The bill would use an additional $32.8 billion in funds from a cigarette tax increase to expand the State Children’s Health Insurance Program to cover 4.1 million more children by 2013. The program currently covers about 7 million kids.
Supporters laud the bill’s passage as an important victory in a tough week for health care, having come just a day after Tom Daschle withdrew his candidacy for secretary of health and human services amid controversy over his tax payment record.
“This is really a major step forward in terms of kid’s coverage,” said Cindy Mann, executive director of the Center for Children and Families at Georgetown University’s Health Policy Institute. The bill, she said, includes a more efficient funding formula and gives states’ incentives to do a better job at both retaining and enrolling children.
Families with incomes of up to three times the federal poverty level would qualify. It also reauthorizes the 12-year-old program, which was scheduled to expire on March 30.
Additionally, it eliminates an earlier provision that barred newly arrived legal immigrants and pregnant women from enrolling for five years.
Critics oppose the bill mostly on ideological levels, arguing that it shifts too many children from private to public insurance. John Goodman, president and CEO of the National Center for Policy Analysis, said that the cigarette tax disproportionately hurts poor people, who are more likely to smoke. He also argues that expanding the number of children in public programs results in lower reimbursement rates for doctors and a higher burden on taxpayers.
“We think this a very bad thing to do,” Goodman said. “It will encourage people to drop private insurance and enroll in a public program that in most places pays little better than Medicaid rates to providers … The more people you put into a public program, the more difficult it becomes.”
Mann counters that both private and public insurance are important to health care, and SCHIP has helped fill a gap for those who make too much to qualify for Medicaid but not enough to afford private health insurance.
“And that gap has been widening as everybody knows,” Mann said. “The cost of family-based coverage has more than doubled. CHIP is designed to help fill that gap between Medicaid eligibility and private coverage.”
Some say the legislation still doesn’t do enough. Even with the expansion, it will only cover about 40 to 50 percent of uninsured children.
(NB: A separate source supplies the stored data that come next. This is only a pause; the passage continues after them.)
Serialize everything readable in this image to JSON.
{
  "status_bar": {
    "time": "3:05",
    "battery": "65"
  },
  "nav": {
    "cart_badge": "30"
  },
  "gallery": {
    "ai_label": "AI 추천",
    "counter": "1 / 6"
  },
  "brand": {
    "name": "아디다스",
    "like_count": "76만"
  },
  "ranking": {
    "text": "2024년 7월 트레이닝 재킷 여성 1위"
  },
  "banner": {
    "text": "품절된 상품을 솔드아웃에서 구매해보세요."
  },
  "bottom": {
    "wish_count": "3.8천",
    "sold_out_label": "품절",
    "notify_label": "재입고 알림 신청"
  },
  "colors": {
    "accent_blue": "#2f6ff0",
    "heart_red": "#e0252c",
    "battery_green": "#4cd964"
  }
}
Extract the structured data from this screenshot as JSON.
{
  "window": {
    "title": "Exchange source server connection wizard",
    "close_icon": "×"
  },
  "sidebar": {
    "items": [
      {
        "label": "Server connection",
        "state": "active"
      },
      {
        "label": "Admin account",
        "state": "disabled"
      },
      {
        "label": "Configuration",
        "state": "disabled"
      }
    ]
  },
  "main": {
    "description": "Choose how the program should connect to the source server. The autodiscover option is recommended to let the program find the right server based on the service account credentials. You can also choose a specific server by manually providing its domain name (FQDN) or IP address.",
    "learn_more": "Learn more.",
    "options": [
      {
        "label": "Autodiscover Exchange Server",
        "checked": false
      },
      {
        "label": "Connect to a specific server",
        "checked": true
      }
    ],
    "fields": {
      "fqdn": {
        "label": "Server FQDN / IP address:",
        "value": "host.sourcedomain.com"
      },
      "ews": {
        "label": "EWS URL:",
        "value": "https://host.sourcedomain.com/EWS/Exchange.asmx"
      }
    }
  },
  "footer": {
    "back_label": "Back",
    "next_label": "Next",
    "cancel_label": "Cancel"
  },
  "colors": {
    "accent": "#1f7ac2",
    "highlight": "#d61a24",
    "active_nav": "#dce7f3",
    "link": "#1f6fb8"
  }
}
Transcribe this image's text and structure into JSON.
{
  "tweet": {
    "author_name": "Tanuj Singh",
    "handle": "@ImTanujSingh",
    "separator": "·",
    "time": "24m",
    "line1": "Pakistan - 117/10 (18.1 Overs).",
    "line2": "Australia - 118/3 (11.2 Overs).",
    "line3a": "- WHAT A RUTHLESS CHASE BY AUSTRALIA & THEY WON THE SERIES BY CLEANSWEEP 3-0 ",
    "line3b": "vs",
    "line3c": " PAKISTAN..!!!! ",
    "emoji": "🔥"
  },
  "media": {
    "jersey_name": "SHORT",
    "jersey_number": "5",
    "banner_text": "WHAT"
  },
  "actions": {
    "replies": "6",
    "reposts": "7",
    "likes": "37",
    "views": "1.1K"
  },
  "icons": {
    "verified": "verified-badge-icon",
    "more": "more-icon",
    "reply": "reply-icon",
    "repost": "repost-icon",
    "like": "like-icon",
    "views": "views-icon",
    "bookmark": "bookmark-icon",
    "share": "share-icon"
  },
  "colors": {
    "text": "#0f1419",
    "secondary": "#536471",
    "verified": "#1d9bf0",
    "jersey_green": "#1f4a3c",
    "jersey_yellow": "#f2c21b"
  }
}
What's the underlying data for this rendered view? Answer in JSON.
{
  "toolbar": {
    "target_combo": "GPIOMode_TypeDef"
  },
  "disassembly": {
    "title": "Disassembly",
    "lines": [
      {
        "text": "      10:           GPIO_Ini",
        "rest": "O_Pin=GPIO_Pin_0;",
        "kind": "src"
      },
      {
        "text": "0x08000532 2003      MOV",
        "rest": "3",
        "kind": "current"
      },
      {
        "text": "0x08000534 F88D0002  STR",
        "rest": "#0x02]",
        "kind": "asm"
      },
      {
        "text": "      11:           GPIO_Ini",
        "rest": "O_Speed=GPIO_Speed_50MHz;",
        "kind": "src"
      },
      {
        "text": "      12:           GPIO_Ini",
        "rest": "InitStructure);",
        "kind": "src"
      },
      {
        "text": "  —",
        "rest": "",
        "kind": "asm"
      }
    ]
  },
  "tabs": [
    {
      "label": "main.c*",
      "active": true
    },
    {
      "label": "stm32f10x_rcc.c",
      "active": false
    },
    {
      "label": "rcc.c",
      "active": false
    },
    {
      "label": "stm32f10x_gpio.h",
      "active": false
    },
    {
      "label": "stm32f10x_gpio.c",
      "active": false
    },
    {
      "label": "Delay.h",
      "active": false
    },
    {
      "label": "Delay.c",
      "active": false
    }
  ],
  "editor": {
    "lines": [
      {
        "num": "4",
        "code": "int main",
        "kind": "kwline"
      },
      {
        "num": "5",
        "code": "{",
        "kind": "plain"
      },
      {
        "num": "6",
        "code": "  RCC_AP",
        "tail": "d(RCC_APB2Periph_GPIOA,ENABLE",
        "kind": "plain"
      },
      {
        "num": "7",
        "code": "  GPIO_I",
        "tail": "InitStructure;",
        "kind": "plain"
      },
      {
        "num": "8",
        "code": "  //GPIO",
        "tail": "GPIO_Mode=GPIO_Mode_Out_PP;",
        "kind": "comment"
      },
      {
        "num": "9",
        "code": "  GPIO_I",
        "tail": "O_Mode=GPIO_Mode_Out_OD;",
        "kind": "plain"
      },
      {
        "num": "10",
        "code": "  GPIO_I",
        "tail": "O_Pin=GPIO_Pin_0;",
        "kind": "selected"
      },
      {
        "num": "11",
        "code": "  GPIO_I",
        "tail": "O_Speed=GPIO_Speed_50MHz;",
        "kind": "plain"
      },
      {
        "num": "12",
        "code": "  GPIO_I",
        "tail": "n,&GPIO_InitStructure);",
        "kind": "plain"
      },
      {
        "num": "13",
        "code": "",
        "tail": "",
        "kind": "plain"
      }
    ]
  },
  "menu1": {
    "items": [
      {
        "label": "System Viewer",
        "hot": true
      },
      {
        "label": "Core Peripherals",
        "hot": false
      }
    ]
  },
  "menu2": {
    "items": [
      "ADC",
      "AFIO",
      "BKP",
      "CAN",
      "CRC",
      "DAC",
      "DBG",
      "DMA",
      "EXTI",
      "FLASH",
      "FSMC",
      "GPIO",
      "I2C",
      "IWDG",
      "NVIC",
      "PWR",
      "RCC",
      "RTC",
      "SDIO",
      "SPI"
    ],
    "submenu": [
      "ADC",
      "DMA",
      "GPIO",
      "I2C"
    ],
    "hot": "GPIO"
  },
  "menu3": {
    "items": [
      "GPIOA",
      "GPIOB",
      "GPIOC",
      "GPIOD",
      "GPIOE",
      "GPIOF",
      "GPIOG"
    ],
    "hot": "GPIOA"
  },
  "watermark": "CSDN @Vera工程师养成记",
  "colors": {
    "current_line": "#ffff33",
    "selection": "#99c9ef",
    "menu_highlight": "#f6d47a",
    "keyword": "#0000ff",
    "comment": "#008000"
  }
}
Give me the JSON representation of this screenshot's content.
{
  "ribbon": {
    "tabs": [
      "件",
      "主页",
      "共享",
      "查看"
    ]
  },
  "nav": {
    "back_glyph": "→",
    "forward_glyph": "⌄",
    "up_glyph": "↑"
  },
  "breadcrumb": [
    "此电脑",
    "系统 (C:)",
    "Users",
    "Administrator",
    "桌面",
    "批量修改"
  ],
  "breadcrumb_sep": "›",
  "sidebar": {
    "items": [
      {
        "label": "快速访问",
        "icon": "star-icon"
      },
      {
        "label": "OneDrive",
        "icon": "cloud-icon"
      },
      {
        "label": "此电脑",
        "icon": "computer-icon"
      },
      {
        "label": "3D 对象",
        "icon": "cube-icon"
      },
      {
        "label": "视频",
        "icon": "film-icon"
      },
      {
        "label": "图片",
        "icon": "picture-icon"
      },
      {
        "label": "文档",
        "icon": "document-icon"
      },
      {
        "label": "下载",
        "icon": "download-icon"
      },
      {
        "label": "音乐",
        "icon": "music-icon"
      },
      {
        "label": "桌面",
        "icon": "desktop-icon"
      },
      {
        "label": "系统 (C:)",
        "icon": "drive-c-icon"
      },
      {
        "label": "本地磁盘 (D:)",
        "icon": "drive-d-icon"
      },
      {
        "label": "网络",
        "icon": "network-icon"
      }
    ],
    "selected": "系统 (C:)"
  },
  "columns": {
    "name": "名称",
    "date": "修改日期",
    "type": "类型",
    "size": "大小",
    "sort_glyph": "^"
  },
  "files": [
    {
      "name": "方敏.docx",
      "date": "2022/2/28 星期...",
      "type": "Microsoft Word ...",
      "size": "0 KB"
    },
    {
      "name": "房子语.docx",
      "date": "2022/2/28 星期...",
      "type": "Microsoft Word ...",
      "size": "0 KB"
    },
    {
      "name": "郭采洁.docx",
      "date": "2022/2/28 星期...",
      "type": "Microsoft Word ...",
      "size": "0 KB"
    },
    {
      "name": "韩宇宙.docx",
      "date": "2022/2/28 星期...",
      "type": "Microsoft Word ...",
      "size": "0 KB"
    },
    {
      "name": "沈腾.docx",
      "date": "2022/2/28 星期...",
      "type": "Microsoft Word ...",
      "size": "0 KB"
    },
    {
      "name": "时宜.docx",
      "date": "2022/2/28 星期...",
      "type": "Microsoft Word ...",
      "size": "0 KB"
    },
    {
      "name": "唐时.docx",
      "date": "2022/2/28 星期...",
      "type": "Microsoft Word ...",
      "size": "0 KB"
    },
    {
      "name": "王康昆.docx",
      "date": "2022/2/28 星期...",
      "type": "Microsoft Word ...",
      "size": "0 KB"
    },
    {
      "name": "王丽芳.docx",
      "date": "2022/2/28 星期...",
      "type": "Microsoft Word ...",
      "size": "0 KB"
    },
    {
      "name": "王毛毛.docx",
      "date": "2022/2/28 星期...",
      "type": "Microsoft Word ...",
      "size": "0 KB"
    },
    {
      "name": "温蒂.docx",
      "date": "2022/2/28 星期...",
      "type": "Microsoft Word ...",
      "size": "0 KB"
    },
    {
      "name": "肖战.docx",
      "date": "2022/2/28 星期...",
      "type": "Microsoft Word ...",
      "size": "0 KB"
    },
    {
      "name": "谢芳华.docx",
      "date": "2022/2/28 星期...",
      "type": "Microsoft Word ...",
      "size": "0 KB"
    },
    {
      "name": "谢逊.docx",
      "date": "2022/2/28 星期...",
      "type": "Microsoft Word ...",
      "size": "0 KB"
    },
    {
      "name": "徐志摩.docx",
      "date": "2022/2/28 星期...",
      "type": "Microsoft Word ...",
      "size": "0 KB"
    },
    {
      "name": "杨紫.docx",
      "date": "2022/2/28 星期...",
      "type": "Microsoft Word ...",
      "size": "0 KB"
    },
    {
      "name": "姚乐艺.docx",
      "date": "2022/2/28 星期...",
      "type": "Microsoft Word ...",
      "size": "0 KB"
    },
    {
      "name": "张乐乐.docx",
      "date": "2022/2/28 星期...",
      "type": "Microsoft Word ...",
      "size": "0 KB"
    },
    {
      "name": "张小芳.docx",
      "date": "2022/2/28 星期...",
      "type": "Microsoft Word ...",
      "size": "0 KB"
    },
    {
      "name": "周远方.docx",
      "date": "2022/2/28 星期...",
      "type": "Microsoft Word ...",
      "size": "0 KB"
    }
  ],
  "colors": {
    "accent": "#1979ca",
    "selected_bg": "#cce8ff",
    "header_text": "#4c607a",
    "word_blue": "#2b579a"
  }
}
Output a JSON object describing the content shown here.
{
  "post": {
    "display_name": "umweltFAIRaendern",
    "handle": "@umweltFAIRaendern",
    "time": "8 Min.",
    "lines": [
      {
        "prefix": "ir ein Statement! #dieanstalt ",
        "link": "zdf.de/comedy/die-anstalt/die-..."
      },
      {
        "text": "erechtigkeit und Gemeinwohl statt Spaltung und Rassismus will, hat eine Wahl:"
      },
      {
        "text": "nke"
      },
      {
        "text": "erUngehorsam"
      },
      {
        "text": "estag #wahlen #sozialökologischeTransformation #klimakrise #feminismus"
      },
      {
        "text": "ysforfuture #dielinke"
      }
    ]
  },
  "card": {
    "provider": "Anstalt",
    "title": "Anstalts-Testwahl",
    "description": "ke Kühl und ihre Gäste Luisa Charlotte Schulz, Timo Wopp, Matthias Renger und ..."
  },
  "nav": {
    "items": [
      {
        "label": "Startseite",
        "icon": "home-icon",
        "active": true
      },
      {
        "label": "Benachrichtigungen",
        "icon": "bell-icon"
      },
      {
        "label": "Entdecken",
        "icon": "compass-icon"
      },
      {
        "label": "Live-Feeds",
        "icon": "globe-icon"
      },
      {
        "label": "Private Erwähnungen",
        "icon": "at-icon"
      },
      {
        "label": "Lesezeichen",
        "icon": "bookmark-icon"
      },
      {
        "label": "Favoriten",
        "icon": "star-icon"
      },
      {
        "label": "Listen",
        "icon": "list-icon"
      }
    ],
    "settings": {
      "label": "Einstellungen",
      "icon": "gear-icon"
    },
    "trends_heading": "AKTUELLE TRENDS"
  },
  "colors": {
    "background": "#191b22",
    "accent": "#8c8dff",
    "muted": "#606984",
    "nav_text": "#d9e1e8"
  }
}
Irwin Redlener, a Columbia University professor and president of the Children’s Health Fund, said the bill an important first step. But, he cautions, it’s too soon to start pouring the champagne, particularly in a climate of rising unemployment and financial uncertainty.
“There’s a persistent gaping hole in the health insurance safety net for children,” he said. “I’m concerned that we’re still treading water. Many children are still left out.”
Improving SCHIP is largely a question of increasing enrollment. The overwhelming majority of uninsured children – 83 percent — are already eligible for SCHIP or Medicaid, but have not signed on, Mann said, citing Congressional Budget Office statistics.
“This does quite a bit with new tools and incentives to reach those children,” Mann said, adding that more can be done. “There’s still a lot of opportunity to do online applications. Not a lot of states are doing that.”
Improving retention rates is important, too. In some states, as many as 20 to 30 percent of children get dropped from SCHIP for simply failing to renew coverage.
Redlener hopes that SCHIP will represent, as Mr. Obama said Wednesday “a down payment” in the road toward covering all American children. Even with insurance, other barriers to children’s health still exists, such as quality of care, transportation difficulties, a lack community health clinics in underserved areas plus language and cultural barriers, he points out.
“My biggest fear is that the federal government will now think they’ve taken care of children’s health by the passage and signing of the bill by the president,” he said. “What I would like to say as vociferously as possible is we can’t stop thinking about solving children’s’ health access challenges with health insurance. This work is just beginning, not ending.”